The new building in Dudley Square in Boston doesn’t look like anything else in sight. And yet it fits right in. That’s a good description of the tempered ambition of many American urban projects opening in the coming months: They aren’t disruptive but (their supporters hope) transformative, and their shapes, even their sparkle, come from understanding past civic hopes and redesigning them to meet the future.
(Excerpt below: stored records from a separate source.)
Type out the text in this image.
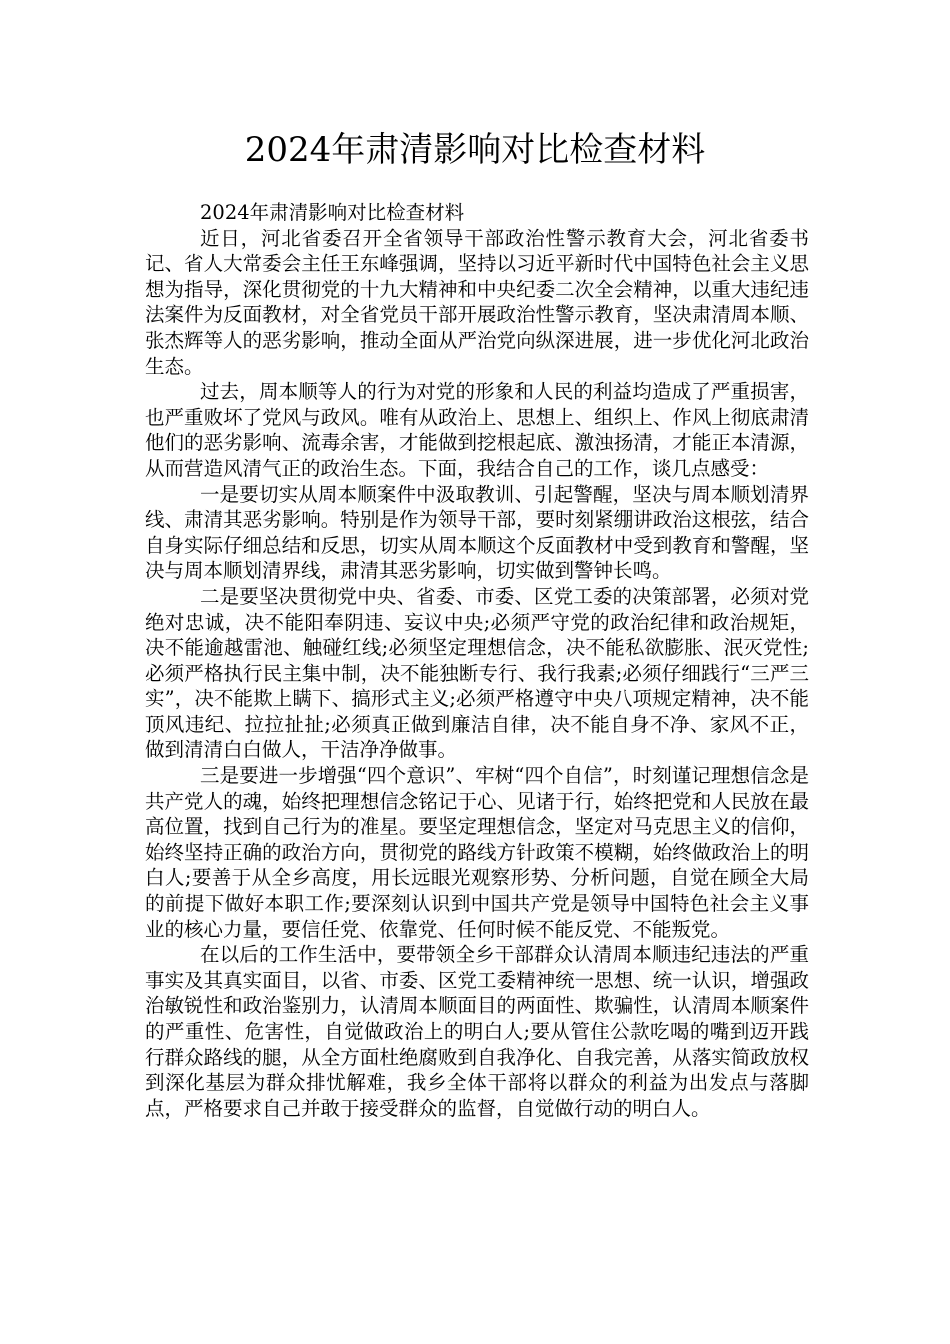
2024年肃清影响对比检查材料

2024年肃清影响对比检查材料

近日，河北省委召开全省领导干部政治性警示教育大会，河北省委书记、省人大常委会主任王东峰强调，坚持以习近平新时代中国特色社会主义思想为指导，深化贯彻党的十九大精神和中央纪委二次全会精神，以重大违纪违法案件为反面教材，对全省党员干部开展政治性警示教育，坚决肃清周本顺、张杰辉等人的恶劣影响，推动全面从严治党向纵深进展，进一步优化河北政治生态。

过去，周本顺等人的行为对党的形象和人民的利益均造成了严重损害，也严重败坏了党风与政风。唯有从政治上、思想上、组织上、作风上彻底肃清他们的恶劣影响、流毒余害，才能做到挖根起底、激浊扬清，才能正本清源，从而营造风清气正的政治生态。下面，我结合自己的工作，谈几点感受：

一是要切实从周本顺案件中汲取教训、引起警醒，坚决与周本顺划清界线、肃清其恶劣影响。特别是作为领导干部，要时刻紧绷讲政治这根弦，结合自身实际仔细总结和反思，切实从周本顺这个反面教材中受到教育和警醒，坚决与周本顺划清界线，肃清其恶劣影响，切实做到警钟长鸣。

二是要坚决贯彻党中央、省委、市委、区党工委的决策部署，必须对党绝对忠诚，决不能阳奉阴违、妄议中央;必须严守党的政治纪律和政治规矩，决不能逾越雷池、触碰红线;必须坚定理想信念，决不能私欲膨胀、泯灭党性;必须严格执行民主集中制，决不能独断专行、我行我素;必须仔细践行“三严三实”，决不能欺上瞒下、搞形式主义;必须严格遵守中央八项规定精神，决不能顶风违纪、拉拉扯扯;必须真正做到廉洁自律，决不能自身不净、家风不正，做到清清白白做人，干洁净净做事。

三是要进一步增强“四个意识”、牢树“四个自信”，时刻谨记理想信念是共产党人的魂，始终把理想信念铭记于心、见诸于行，始终把党和人民放在最高位置，找到自己行为的准星。要坚定理想信念，坚定对马克思主义的信仰，始终坚持正确的政治方向，贯彻党的路线方针政策不模糊，始终做政治上的明白人;要善于从全乡高度，用长远眼光观察形势、分析问题，自觉在顾全大局的前提下做好本职工作;要深刻认识到中国共产党是领导中国特色社会主义事业的核心力量，要信任党、依靠党、任何时候不能反党、不能叛党。

在以后的工作生活中，要带领全乡干部群众认清周本顺违纪违法的严重事实及其真实面目，以省、市委、区党工委精神统一思想、统一认识，增强政治敏锐性和政治鉴别力，认清周本顺面目的两面性、欺骗性，认清周本顺案件的严重性、危害性，自觉做政治上的明白人;要从管住公款吃喝的嘴到迈开践行群众路线的腿，从全方面杜绝腐败到自我净化、自我完善，从落实简政放权到深化基层为群众排忧解难，我乡全体干部将以群众的利益为出发点与落脚点，严格要求自己并敢于接受群众的监督，自觉做行动的明白人。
The curvaceous brick cornice of the Bruce C. Bolling Municipal Building in Dudley Square knits together three historic buildings, provides offices for 500 employees of the Boston Public Schools and incorporates an old rail track into its ground-floor plan, the better to connect the building to the adjacent bus station.
The building’s striking design, by Mecanoo Architecten and Sasaki Associates Inc., is a literal beacon (the mechanical penthouse has nighttime lighting) as well as a metaphorical one, signaling the city’s reinvestment in an area where community groups fought off a highway and organized land trusts to create affordable housing, schools and gardens on vacant land. The new building does not seem parachuted in, but inflects to the existing fabric, taking its curves not from the computer but from the distinctive round corner of the 1895 Ferdinand building.
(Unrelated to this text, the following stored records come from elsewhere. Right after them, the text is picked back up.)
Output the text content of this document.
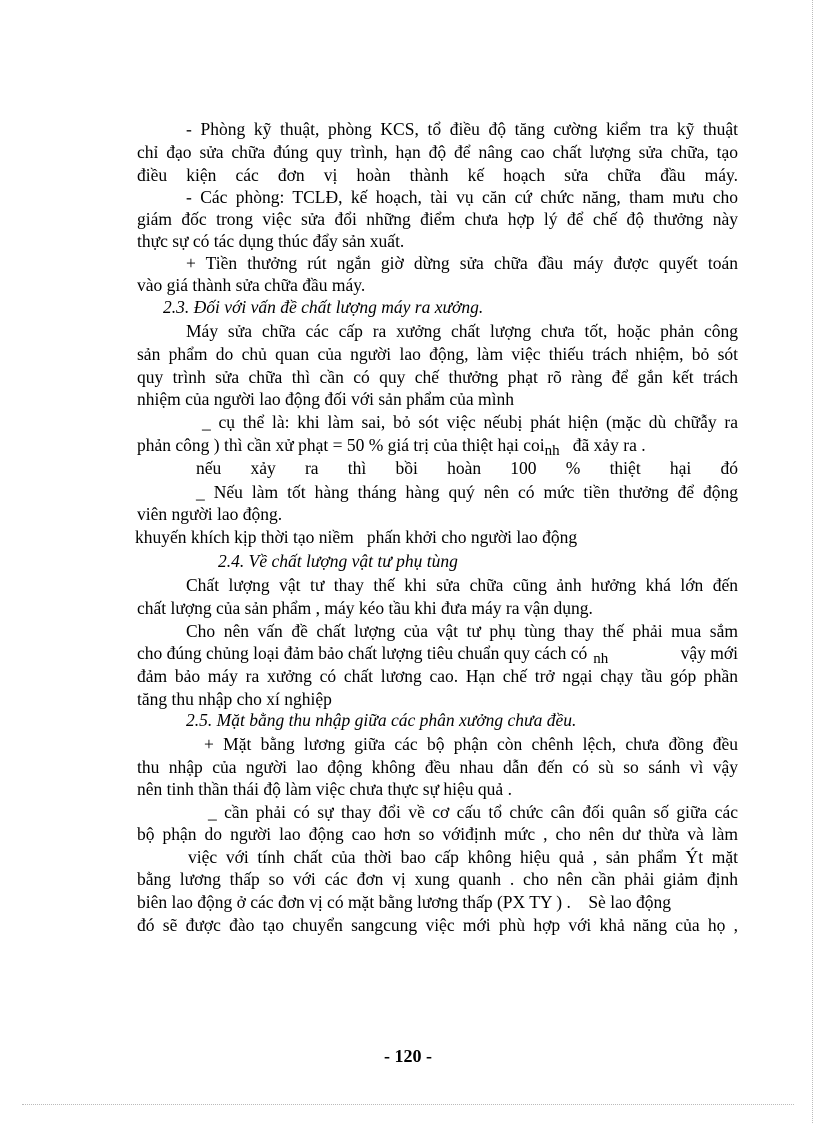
- Phòng kỹ thuật, phòng KCS, tổ điều độ tăng cường kiểm tra kỹ thuật
chỉ đạo sửa chữa đúng quy trình, hạn độ để nâng cao chất lượng sửa chữa, tạo
điều kiện các đơn vị hoàn thành kế hoạch sửa chữa đầu máy.
- Các phòng: TCLĐ, kế hoạch, tài vụ căn cứ chức năng, tham mưu cho
giám đốc trong việc sửa đổi những điểm chưa hợp lý để chế độ thưởng này
thực sự có tác dụng thúc đẩy sản xuất.
+ Tiền thưởng rút ngắn giờ dừng sửa chữa đầu máy được quyết toán
vào giá thành sửa chữa đầu máy.
2.3. Đối với vấn đề chất lượng máy ra xưởng.
Máy sửa chữa các cấp ra xưởng chất lượng chưa tốt, hoặc phản công
sản phẩm do chủ quan của người lao động, làm việc thiếu trách nhiệm, bỏ sót
quy trình sửa chữa thì cần có quy chế thưởng phạt rõ ràng để gắn kết trách
nhiệm của người lao động đối với sản phẩm của mình
_ cụ thể là: khi làm sai, bỏ sót việc nếubị phát hiện (mặc dù chữẫy ra
phản công ) thì cần xử phạt = 50 % giá trị của thiệt hại coinh đã xảy ra .
nếu xảy ra thì bồi hoàn 100 % thiệt hại đó
_ Nếu làm tốt hàng tháng hàng quý nên có mức tiền thưởng để động
viên người lao động.
khuyến khích kịp thời tạo niềm   phấn khởi cho người lao động
2.4. Về chất lượng vật tư phụ tùng
Chất lượng vật tư thay thế khi sửa chữa cũng ảnh hưởng khá lớn đến
chất lượng của sản phẩm , máy kéo tầu khi đưa máy ra vận dụng.
Cho nên vấn đề chất lượng của vật tư phụ tùng thay thế phải mua sắm
cho đúng chủng loại đảm bảo chất lượng tiêu chuẩn quy cách có nh	vậy mới
đảm bảo máy ra xưởng có chất lương cao. Hạn chế trở ngại chạy tầu góp phần
tăng thu nhập cho xí nghiệp
2.5. Mặt bằng thu nhập giữa các phân xưởng chưa đều.
+ Mặt bằng lương giữa các bộ phận còn chênh lệch, chưa đồng đều
thu nhập của người lao động không đều nhau dẫn đến có sù so sánh vì vậy
nên tinh thần thái độ làm việc chưa thực sự hiệu quả .
_ cần phải có sự thay đổi về cơ cấu tổ chức cân đối quân số giữa các
bộ phận do người lao động cao hơn so vớiđịnh mức , cho nên dư thừa và làm
việc với tính chất của thời bao cấp không hiệu quả , sản phẩm Ýt mặt
bằng lương thấp so với các đơn vị xung quanh . cho nên cần phải giảm định
biên lao động ở các đơn vị có mặt bằng lương thấp (PX TY ) .    Sè lao động
đó sẽ được đào tạo chuyển sangcung việc mới phù hợp với khả năng của họ ,
- 120 -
The Bolling building fits a new category of what one might call strategic architecture: projects that combine the forces of community activism and historic preservation with government muscle, encourage future development through eye-catching design, and link to the parks, plazas, bike paths and libraries that give neighborhoods a center. These are hybrids, not large-scale institutions like museums but urban players, being built in places not necessarily known for design. They will open new routes through old cities and new ideas about what businesses can be successful in which locations.